Using CD4 count to guide regimen switching is yet less sensitive
to regimen failure than using HIV RNA but some would argue that
it is a more direct marker of the health of the patient. CD4 counting
may also be cheaper and more feasible to deploy than RNA tests.
Switching is delayed until immune deterioration is evident, although
at a cost of the likely accumulation of multiple resistance mutations.
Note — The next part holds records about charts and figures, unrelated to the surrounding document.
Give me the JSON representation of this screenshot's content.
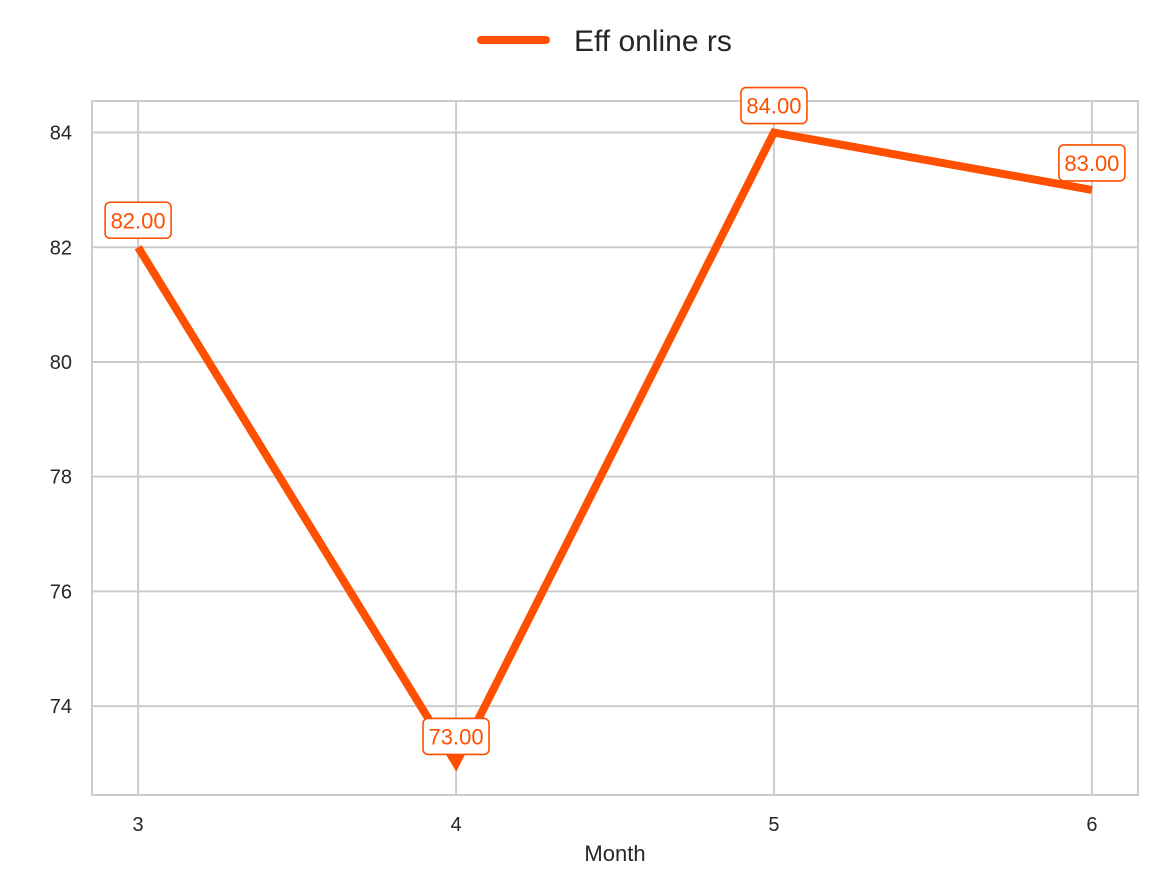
{
  "chart_data": {
    "type": "line",
    "x": [
      3,
      4,
      5,
      6
    ],
    "x_tick_labels": [
      "3",
      "4",
      "5",
      "6"
    ],
    "y_ticks": [
      74,
      76,
      78,
      80,
      82,
      84
    ],
    "y_tick_labels": [
      "74",
      "76",
      "78",
      "80",
      "82",
      "84"
    ],
    "series": [
      {
        "name": "Eff online rs",
        "values": [
          82,
          73,
          84,
          83
        ],
        "labels": [
          "82.00",
          "73.00",
          "84.00",
          "83.00"
        ],
        "color": "#FF4F00"
      }
    ],
    "xlabel": "Month",
    "ylabel": "",
    "xlim": [
      2.855,
      6.145
    ],
    "ylim": [
      72.45,
      84.55
    ],
    "grid": true,
    "legend_position": "top-center"
  },
  "colors": {
    "grid": "#cccccc",
    "spine": "#cccccc",
    "text": "#262626"
  }
}
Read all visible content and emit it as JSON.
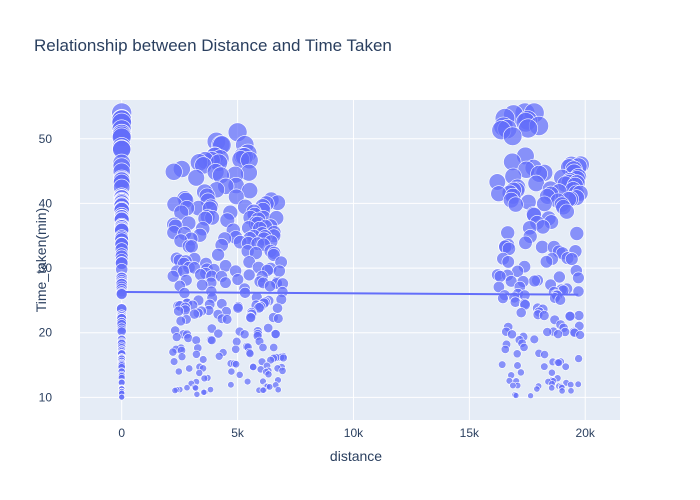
{
  "chart_data": {
    "type": "scatter",
    "title": "Relationship between Distance and Time Taken",
    "xlabel": "distance",
    "ylabel": "Time_taken(min)",
    "xlim": [
      -1800,
      21500
    ],
    "ylim": [
      6.5,
      56
    ],
    "x_ticks": [
      0,
      5000,
      10000,
      15000,
      20000
    ],
    "x_tick_labels": [
      "0",
      "5k",
      "10k",
      "15k",
      "20k"
    ],
    "y_ticks": [
      10,
      20,
      30,
      40,
      50
    ],
    "y_tick_labels": [
      "10",
      "20",
      "30",
      "40",
      "50"
    ],
    "grid": true,
    "marker_size_encodes": "Time_taken(min)",
    "colors": {
      "marker": "#636efa",
      "trendline": "#636efa",
      "plot_bg": "#e5ecf6",
      "grid": "#ffffff",
      "text": "#2a3f5f"
    },
    "series": [
      {
        "marker": "bubble",
        "clusters": [
          {
            "x": [
              0,
              0
            ],
            "y": [
              10,
              54
            ]
          },
          {
            "x": [
              2200,
              3700
            ],
            "y": [
              10,
              47
            ]
          },
          {
            "x": [
              3700,
              5600
            ],
            "y": [
              10,
              51
            ]
          },
          {
            "x": [
              5600,
              7000
            ],
            "y": [
              11,
              42
            ]
          },
          {
            "x": [
              16200,
              18200
            ],
            "y": [
              10,
              54
            ]
          },
          {
            "x": [
              18200,
              19800
            ],
            "y": [
              11,
              46
            ]
          }
        ]
      }
    ],
    "trendline": {
      "x": [
        0,
        19700
      ],
      "y": [
        26.3,
        25.9
      ]
    }
  }
}
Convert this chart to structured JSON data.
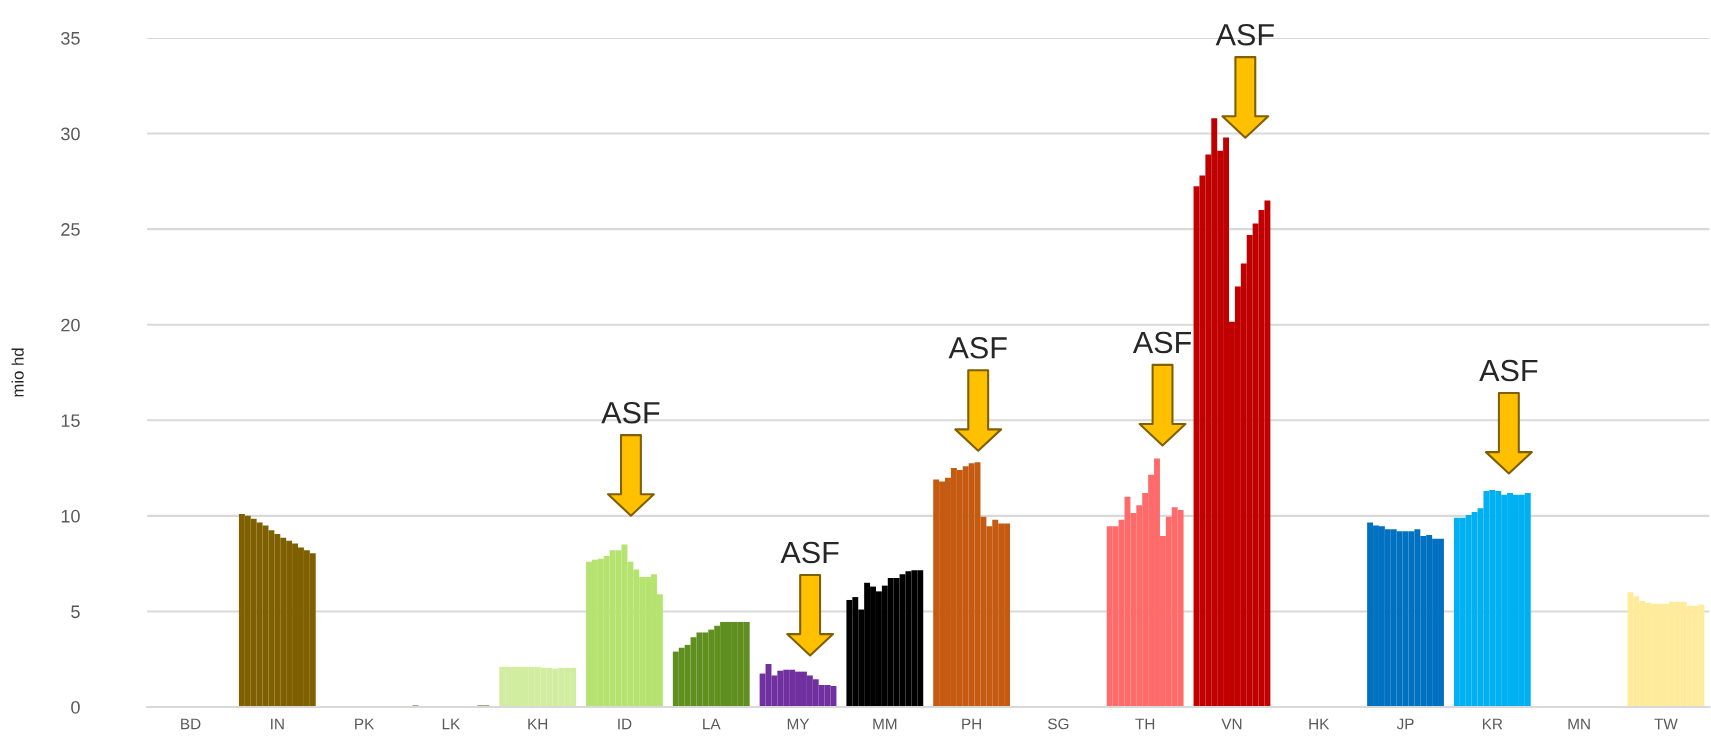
{
  "chart_data": {
    "type": "bar",
    "ylabel": "mio hd",
    "categories": [
      "BD",
      "IN",
      "PK",
      "LK",
      "KH",
      "ID",
      "LA",
      "MY",
      "MM",
      "PH",
      "SG",
      "TH",
      "VN",
      "HK",
      "JP",
      "KR",
      "MN",
      "TW"
    ],
    "ylim": [
      0,
      35
    ],
    "yticks": [
      0,
      5,
      10,
      15,
      20,
      25,
      30,
      35
    ],
    "grid": "y",
    "series": [
      {
        "colors": [
          "#bfbfbf",
          "#7f6000",
          "#bfbfbf",
          "#a8987a",
          "#d0eda0",
          "#b5e36f",
          "#5f8f1f",
          "#7030a0",
          "#000000",
          "#c55a11",
          "#bfbfbf",
          "#ff6b6b",
          "#c00000",
          "#bfbfbf",
          "#0070c0",
          "#00b0f0",
          "#bfbfbf",
          "#ffeb99"
        ],
        "values": [
          0,
          10.1,
          0,
          0.1,
          2.1,
          7.6,
          2.9,
          1.75,
          5.6,
          11.9,
          0,
          9.45,
          27.25,
          0,
          9.65,
          9.9,
          0,
          6.0
        ]
      },
      {
        "colors": [
          "#bfbfbf",
          "#7f6000",
          "#bfbfbf",
          "#c9b994",
          "#d0eda0",
          "#b5e36f",
          "#5f8f1f",
          "#7030a0",
          "#000000",
          "#c55a11",
          "#bfbfbf",
          "#ff6b6b",
          "#c00000",
          "#bfbfbf",
          "#0070c0",
          "#00b0f0",
          "#bfbfbf",
          "#ffeb99"
        ],
        "values": [
          0,
          10.0,
          0,
          0,
          2.1,
          7.7,
          3.1,
          2.25,
          5.75,
          11.8,
          0,
          9.45,
          27.8,
          0,
          9.5,
          9.9,
          0,
          5.8
        ]
      },
      {
        "colors": [
          "#bfbfbf",
          "#7f6000",
          "#bfbfbf",
          "#c9b994",
          "#d0eda0",
          "#b5e36f",
          "#5f8f1f",
          "#7030a0",
          "#000000",
          "#c55a11",
          "#bfbfbf",
          "#ff6b6b",
          "#c00000",
          "#bfbfbf",
          "#0070c0",
          "#00b0f0",
          "#bfbfbf",
          "#ffeb99"
        ],
        "values": [
          0,
          9.85,
          0,
          0,
          2.1,
          7.75,
          3.25,
          1.65,
          5.1,
          12.0,
          0,
          9.8,
          28.9,
          0,
          9.45,
          10.05,
          0,
          5.55
        ]
      },
      {
        "colors": [
          "#bfbfbf",
          "#7f6000",
          "#bfbfbf",
          "#c9b994",
          "#d0eda0",
          "#b5e36f",
          "#5f8f1f",
          "#7030a0",
          "#000000",
          "#c55a11",
          "#bfbfbf",
          "#ff6b6b",
          "#c00000",
          "#bfbfbf",
          "#0070c0",
          "#00b0f0",
          "#bfbfbf",
          "#ffeb99"
        ],
        "values": [
          0,
          9.65,
          0,
          0,
          2.1,
          7.9,
          3.65,
          1.9,
          6.5,
          12.5,
          0,
          11.0,
          30.8,
          0,
          9.3,
          10.2,
          0,
          5.45
        ]
      },
      {
        "colors": [
          "#bfbfbf",
          "#7f6000",
          "#bfbfbf",
          "#c9b994",
          "#d0eda0",
          "#b5e36f",
          "#5f8f1f",
          "#7030a0",
          "#000000",
          "#c55a11",
          "#bfbfbf",
          "#ff6b6b",
          "#c00000",
          "#bfbfbf",
          "#0070c0",
          "#00b0f0",
          "#bfbfbf",
          "#ffeb99"
        ],
        "values": [
          0,
          9.5,
          0,
          0,
          2.1,
          8.2,
          3.9,
          1.95,
          6.3,
          12.4,
          0,
          10.15,
          29.1,
          0,
          9.3,
          10.4,
          0,
          5.4
        ]
      },
      {
        "colors": [
          "#bfbfbf",
          "#7f6000",
          "#bfbfbf",
          "#c9b994",
          "#d0eda0",
          "#b5e36f",
          "#5f8f1f",
          "#7030a0",
          "#000000",
          "#c55a11",
          "#bfbfbf",
          "#ff6b6b",
          "#c00000",
          "#bfbfbf",
          "#0070c0",
          "#00b0f0",
          "#bfbfbf",
          "#ffeb99"
        ],
        "values": [
          0,
          9.25,
          0,
          0,
          2.1,
          8.2,
          3.9,
          1.95,
          6.05,
          12.6,
          0,
          10.55,
          29.8,
          0,
          9.2,
          11.3,
          0,
          5.4
        ]
      },
      {
        "colors": [
          "#bfbfbf",
          "#7f6000",
          "#bfbfbf",
          "#c9b994",
          "#d0eda0",
          "#b5e36f",
          "#5f8f1f",
          "#7030a0",
          "#000000",
          "#c55a11",
          "#bfbfbf",
          "#ff6b6b",
          "#c00000",
          "#bfbfbf",
          "#0070c0",
          "#00b0f0",
          "#bfbfbf",
          "#ffeb99"
        ],
        "values": [
          0,
          9.05,
          0,
          0,
          2.1,
          8.5,
          4.05,
          1.85,
          6.35,
          12.75,
          0,
          11.2,
          20.15,
          0,
          9.2,
          11.35,
          0,
          5.4
        ]
      },
      {
        "colors": [
          "#bfbfbf",
          "#7f6000",
          "#bfbfbf",
          "#c9b994",
          "#d0eda0",
          "#b5e36f",
          "#5f8f1f",
          "#7030a0",
          "#000000",
          "#c55a11",
          "#bfbfbf",
          "#ff6b6b",
          "#c00000",
          "#bfbfbf",
          "#0070c0",
          "#00b0f0",
          "#bfbfbf",
          "#ffeb99"
        ],
        "values": [
          0,
          8.85,
          0,
          0,
          2.05,
          7.6,
          4.25,
          1.85,
          6.75,
          12.8,
          0,
          12.15,
          22.0,
          0,
          9.2,
          11.3,
          0,
          5.5
        ]
      },
      {
        "colors": [
          "#bfbfbf",
          "#7f6000",
          "#bfbfbf",
          "#c9b994",
          "#d0eda0",
          "#b5e36f",
          "#5f8f1f",
          "#7030a0",
          "#000000",
          "#c55a11",
          "#bfbfbf",
          "#ff6b6b",
          "#c00000",
          "#bfbfbf",
          "#0070c0",
          "#00b0f0",
          "#bfbfbf",
          "#ffeb99"
        ],
        "values": [
          0,
          8.7,
          0,
          0,
          2.05,
          7.2,
          4.45,
          1.65,
          6.75,
          9.95,
          0,
          13.0,
          23.2,
          0,
          9.3,
          11.1,
          0,
          5.5
        ]
      },
      {
        "colors": [
          "#bfbfbf",
          "#7f6000",
          "#bfbfbf",
          "#c9b994",
          "#d0eda0",
          "#b5e36f",
          "#5f8f1f",
          "#7030a0",
          "#000000",
          "#c55a11",
          "#bfbfbf",
          "#ff6b6b",
          "#c00000",
          "#bfbfbf",
          "#0070c0",
          "#00b0f0",
          "#bfbfbf",
          "#ffeb99"
        ],
        "values": [
          0,
          8.55,
          0,
          0,
          2.0,
          6.8,
          4.45,
          1.45,
          6.95,
          9.45,
          0,
          8.95,
          24.7,
          0,
          8.95,
          11.2,
          0,
          5.5
        ]
      },
      {
        "colors": [
          "#bfbfbf",
          "#7f6000",
          "#bfbfbf",
          "#c9b994",
          "#d0eda0",
          "#b5e36f",
          "#5f8f1f",
          "#7030a0",
          "#000000",
          "#c55a11",
          "#bfbfbf",
          "#ff6b6b",
          "#c00000",
          "#bfbfbf",
          "#0070c0",
          "#00b0f0",
          "#bfbfbf",
          "#ffeb99"
        ],
        "values": [
          0,
          8.35,
          0,
          0,
          2.05,
          6.8,
          4.45,
          1.15,
          7.1,
          9.8,
          0,
          9.95,
          25.3,
          0,
          9.0,
          11.1,
          0,
          5.3
        ]
      },
      {
        "colors": [
          "#bfbfbf",
          "#7f6000",
          "#bfbfbf",
          "#a8987a",
          "#d0eda0",
          "#b5e36f",
          "#5f8f1f",
          "#7030a0",
          "#000000",
          "#c55a11",
          "#bfbfbf",
          "#ff6b6b",
          "#c00000",
          "#bfbfbf",
          "#0070c0",
          "#00b0f0",
          "#bfbfbf",
          "#ffeb99"
        ],
        "values": [
          0,
          8.2,
          0,
          0.1,
          2.05,
          6.95,
          4.45,
          1.15,
          7.15,
          9.6,
          0,
          10.45,
          26.0,
          0,
          8.8,
          11.1,
          0,
          5.3
        ]
      },
      {
        "colors": [
          "#bfbfbf",
          "#7f6000",
          "#bfbfbf",
          "#a8987a",
          "#d0eda0",
          "#b5e36f",
          "#5f8f1f",
          "#7030a0",
          "#000000",
          "#c55a11",
          "#bfbfbf",
          "#ff6b6b",
          "#c00000",
          "#bfbfbf",
          "#0070c0",
          "#00b0f0",
          "#bfbfbf",
          "#ffeb99"
        ],
        "values": [
          0,
          8.05,
          0,
          0.1,
          2.05,
          5.9,
          4.45,
          1.1,
          7.15,
          9.6,
          0,
          10.3,
          26.5,
          0,
          8.8,
          11.2,
          0,
          5.35
        ]
      }
    ],
    "annotations": [
      "ASF",
      "ASF",
      "ASF",
      "ASF",
      "ASF",
      "ASF"
    ]
  }
}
But if the second regimen can suppress the virus for a second round
of immune recovery, then the overall time to clinical failure may
be much longer than that obtained by aggressively switching based
on viral load.
The least sensitive method for determining when to switch would
depend solely on diagnosing clinical symptoms. In some settings,
and on a population basis, this might be effective, although it
appears likely that immune recovery is often less successful after
symptoms have appeared. Since clinical trials are unlikely, perhaps
modeling these scenarios with an eye to maximizing long-term survival
can offer some guidance.
Finally, if monitoring and switching rules tailored to available
resources are able to produce better long-term outcomes than those
based on virologic abstractions, then universal treatment guidelines
for resource-limited settings may not be advisable. "When to switch" may
be best decided by program and national policy makers based on
what is available, what is affordable, what produces the best outcome
for the greatest number of people under those specific conditions.